Application-Level Data Restrictions

Created On
byadmin
You are here:

Access to certain features can be disabled for individual applications using Application-Level Data Restrictions. This option can be found under the Basic Application Options in the Edit Application () menu.

When Application-Level Data Restrictions is enabled, a new set of options will appear underneath. These options determine access to certain features in the Data tab.

If it is enabled, then users that can access the data screen for this application will only be allowed to see the features that are allowed by this configuration and allowed by their security rights.

–       If a user can normally Edit records based on their user role but application-level data restrictions are enabled and Edit is disabled from application-level securities, then that user will not be able to edit the record.

–       If a user cannot normally Edit records based on their user role but application-level data restrictions are enabled and Edit is enabled from the application-level securities, then that user will still not be able to edit the record.

–       If a user can normally Edit records based on their user role and application-level data restrictions are enabled and Edit is enabled from application-level security, then that user will be able to edit the record.

–       If application-level data restrictions are not enabled for the application, then user role dictates if the user can access the feature.

Under Custom Roles, there are two security roles associated with this feature:

Modify Application-Level Data Restrictions determines if the user can see this section on the edit applications page for applications that they can edit.

Supersede Application-Level Data Restrictions is a way to disregard these application-level data restrictions for certain users.
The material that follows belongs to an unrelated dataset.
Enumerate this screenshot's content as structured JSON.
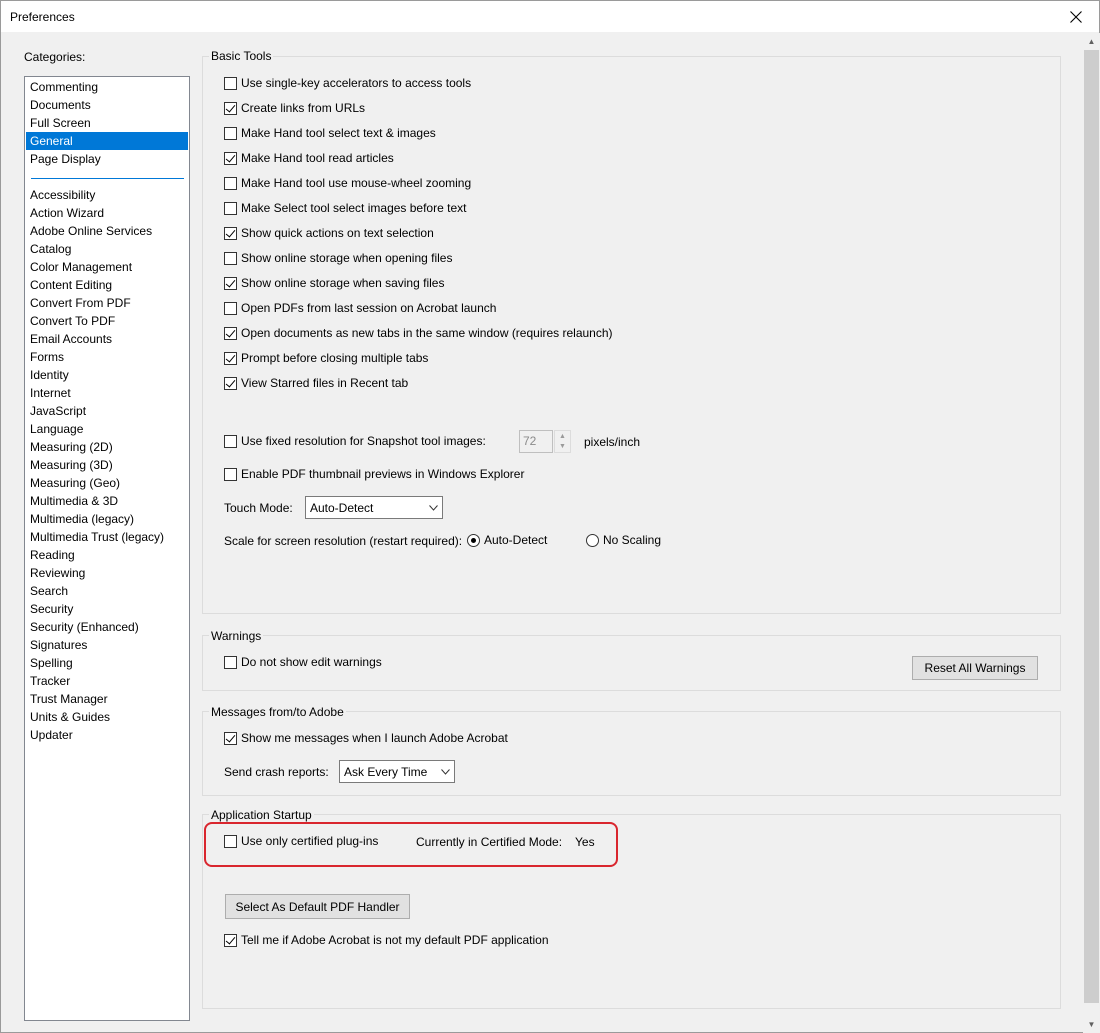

For example, SystemAdmin will supersede these restrictions, meaning that regardless of what the application-level data restrictions allow, they will be able to access whatever they normally access.

If user disables edit from application-level data restrictions, the SiteAdmin will still be able to see all of these options. SystemAdmin, who cannot normally access any data, will not be able to see them because he does not have access to the data page, even though he exceeds these rules. If he had access, he would be able to see them as well.